Kara, we just got this super nice email about 90s womanhood from a hot chick born in 1990, making her almost young enough to be our daughter (gah!). She says:
As a member of ‘Generation Y’ (aka Generation Y Bother/ Y Care/ Y Don’t You Understand That I’m Entitled), and as someone who wasn’t born until the year 1990, I’ll admit that upon first encountering your 90swoman blog, I brushed over it, not making an effort to build a connection between myself (the 90s girl, technically) and a woman who, as the ’90swoman’ title suggests, is from a generation that I was too young to understand, who fought very different battles to me, against enemies who were probably dead already. I mean, how could I have related to a woman whose girl power ideologies had long been expired on the shelf of modern civilization? After all, I wasn’t even a feminist.

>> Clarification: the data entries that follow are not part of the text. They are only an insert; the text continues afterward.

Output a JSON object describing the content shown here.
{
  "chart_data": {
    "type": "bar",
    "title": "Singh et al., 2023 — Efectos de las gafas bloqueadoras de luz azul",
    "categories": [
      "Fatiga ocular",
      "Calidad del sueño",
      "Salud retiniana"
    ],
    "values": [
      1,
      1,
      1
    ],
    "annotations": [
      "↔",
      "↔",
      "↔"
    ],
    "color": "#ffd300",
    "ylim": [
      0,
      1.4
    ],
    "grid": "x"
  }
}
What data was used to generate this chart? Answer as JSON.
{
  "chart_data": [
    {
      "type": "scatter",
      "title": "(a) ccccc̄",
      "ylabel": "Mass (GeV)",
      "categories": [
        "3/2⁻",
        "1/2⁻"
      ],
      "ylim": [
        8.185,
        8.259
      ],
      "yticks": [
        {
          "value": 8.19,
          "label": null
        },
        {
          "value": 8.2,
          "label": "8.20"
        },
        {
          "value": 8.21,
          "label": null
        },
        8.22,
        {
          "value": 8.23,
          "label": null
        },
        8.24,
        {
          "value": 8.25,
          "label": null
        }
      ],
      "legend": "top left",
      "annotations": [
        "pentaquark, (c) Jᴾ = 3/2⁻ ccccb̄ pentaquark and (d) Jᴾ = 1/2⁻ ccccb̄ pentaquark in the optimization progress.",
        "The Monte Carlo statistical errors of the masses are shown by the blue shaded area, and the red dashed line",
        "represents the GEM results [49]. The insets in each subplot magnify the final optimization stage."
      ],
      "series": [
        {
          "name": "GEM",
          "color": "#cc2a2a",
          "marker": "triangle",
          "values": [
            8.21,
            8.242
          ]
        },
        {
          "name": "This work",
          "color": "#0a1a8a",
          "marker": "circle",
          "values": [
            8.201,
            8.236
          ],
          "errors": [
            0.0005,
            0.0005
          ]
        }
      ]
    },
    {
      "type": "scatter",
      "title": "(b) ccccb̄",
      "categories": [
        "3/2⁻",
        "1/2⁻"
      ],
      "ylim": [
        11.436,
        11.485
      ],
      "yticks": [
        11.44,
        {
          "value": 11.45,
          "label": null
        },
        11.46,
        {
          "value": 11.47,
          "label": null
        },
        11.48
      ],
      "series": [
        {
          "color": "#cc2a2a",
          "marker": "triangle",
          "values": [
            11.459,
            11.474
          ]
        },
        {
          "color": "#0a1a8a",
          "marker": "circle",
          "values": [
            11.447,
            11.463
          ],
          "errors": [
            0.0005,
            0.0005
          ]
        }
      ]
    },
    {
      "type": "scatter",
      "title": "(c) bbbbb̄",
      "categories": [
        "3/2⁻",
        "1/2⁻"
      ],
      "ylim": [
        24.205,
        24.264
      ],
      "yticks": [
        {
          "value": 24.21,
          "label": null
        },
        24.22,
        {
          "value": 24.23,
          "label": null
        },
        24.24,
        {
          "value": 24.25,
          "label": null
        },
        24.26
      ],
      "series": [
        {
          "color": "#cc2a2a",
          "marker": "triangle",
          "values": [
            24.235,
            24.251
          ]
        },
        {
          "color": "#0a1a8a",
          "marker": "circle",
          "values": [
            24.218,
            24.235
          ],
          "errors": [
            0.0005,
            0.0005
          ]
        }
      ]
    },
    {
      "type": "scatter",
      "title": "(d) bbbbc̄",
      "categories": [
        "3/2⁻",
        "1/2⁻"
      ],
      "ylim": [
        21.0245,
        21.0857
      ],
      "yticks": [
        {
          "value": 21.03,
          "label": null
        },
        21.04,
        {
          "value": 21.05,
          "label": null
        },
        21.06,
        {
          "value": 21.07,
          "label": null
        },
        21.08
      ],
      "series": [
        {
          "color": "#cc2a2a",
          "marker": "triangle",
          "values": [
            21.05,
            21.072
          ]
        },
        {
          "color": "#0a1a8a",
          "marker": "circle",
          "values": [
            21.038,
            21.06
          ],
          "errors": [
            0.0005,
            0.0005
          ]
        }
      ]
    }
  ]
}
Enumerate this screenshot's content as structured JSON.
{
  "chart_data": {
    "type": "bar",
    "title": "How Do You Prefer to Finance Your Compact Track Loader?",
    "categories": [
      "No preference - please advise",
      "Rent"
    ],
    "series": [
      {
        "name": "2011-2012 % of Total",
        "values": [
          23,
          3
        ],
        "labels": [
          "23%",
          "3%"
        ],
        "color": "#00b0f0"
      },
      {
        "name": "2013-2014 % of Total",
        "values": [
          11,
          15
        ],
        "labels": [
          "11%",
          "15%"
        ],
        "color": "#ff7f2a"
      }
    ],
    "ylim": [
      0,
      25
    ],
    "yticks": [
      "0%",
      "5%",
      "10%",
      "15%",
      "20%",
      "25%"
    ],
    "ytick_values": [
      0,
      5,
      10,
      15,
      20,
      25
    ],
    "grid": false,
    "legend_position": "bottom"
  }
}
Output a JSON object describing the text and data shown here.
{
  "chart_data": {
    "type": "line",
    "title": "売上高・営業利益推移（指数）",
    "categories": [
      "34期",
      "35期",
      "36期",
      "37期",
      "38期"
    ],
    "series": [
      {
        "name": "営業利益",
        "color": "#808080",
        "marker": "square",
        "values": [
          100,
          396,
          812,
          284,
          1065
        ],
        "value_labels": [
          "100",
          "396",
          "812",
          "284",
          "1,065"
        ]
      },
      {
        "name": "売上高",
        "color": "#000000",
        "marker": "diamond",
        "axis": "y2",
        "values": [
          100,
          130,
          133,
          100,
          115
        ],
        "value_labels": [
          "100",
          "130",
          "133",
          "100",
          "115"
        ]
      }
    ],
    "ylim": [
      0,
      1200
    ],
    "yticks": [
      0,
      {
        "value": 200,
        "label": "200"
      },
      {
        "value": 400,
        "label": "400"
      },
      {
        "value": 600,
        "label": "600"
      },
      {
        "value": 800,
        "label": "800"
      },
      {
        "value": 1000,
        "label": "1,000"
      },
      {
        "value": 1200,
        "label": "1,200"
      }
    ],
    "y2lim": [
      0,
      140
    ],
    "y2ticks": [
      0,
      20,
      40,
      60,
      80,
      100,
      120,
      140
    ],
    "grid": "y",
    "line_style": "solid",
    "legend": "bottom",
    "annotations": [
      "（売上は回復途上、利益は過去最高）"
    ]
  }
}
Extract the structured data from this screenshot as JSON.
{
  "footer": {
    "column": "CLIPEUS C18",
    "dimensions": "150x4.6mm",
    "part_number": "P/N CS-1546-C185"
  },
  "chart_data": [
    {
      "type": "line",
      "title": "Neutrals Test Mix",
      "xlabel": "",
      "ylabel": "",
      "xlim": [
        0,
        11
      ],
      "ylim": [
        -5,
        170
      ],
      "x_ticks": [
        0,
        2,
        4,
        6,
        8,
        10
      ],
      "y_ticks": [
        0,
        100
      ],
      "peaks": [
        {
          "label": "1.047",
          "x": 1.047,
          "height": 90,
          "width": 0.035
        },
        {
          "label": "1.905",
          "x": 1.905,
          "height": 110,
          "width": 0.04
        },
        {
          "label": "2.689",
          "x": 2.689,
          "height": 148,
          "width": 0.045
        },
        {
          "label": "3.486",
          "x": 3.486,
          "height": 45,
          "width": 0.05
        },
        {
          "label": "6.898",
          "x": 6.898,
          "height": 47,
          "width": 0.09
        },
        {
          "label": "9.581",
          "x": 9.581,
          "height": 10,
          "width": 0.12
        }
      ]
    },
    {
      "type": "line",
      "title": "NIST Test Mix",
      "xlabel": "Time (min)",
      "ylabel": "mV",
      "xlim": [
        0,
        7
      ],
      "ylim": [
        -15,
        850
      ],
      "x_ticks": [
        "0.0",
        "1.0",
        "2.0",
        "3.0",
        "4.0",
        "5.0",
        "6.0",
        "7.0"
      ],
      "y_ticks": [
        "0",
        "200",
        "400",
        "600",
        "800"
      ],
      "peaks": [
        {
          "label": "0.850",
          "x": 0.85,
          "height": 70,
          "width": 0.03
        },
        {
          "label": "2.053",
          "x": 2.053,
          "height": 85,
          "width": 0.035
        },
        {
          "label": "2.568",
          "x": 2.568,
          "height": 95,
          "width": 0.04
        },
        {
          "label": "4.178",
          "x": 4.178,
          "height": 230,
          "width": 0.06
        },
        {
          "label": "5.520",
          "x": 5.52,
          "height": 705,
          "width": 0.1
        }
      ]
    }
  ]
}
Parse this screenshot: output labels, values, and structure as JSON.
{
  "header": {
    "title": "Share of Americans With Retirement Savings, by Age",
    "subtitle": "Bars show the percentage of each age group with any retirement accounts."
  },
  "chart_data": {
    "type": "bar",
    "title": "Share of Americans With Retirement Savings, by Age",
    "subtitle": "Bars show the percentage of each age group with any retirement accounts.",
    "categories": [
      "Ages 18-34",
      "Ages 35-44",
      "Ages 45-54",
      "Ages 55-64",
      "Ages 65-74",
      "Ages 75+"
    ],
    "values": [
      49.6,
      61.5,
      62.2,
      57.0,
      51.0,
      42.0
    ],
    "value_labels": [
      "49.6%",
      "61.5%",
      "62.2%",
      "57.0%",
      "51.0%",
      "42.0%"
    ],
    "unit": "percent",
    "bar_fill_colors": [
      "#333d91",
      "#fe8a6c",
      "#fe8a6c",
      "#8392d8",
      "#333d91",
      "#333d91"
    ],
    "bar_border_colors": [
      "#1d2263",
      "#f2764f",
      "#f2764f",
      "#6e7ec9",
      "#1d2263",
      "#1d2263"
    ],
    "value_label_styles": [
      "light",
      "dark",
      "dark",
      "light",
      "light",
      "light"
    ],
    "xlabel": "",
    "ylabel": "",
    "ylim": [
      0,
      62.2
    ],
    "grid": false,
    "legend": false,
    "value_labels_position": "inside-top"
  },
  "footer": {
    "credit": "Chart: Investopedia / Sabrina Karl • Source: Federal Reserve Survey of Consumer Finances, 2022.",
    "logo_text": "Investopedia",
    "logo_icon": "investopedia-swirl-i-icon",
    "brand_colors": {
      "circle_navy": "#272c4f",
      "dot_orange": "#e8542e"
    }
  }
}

And as a non-feminist, I found myself, soon after, wondering why I was angry with my body for not being a size 2.
As a non-feminist, I found myself frustrated that menstruation is still taboo.
As a non-feminist, I found myself shaving my legs and armpits, a ritual I’ve been devoted to since puberty, and realized that I’d never once questioned the practice.
And finally, as a non-feminist, I returned to your blog. And then officially converted.
Thank you both so much for doing what you’re doing. I’ve come to realize, and learn, that there are so many issues we feminists still need to focus on and help others understand. My generation, often seemingly sedate, appears to have dropped the ball on feminism, but I have a sneaking suspicion many of them are feminists without realizing it, as I was.
And she sent over a life-size couture gown she adorned with tampons and pads that she dyed red. It’s called “Period Piece”. The next generation of feminists is doing just fine.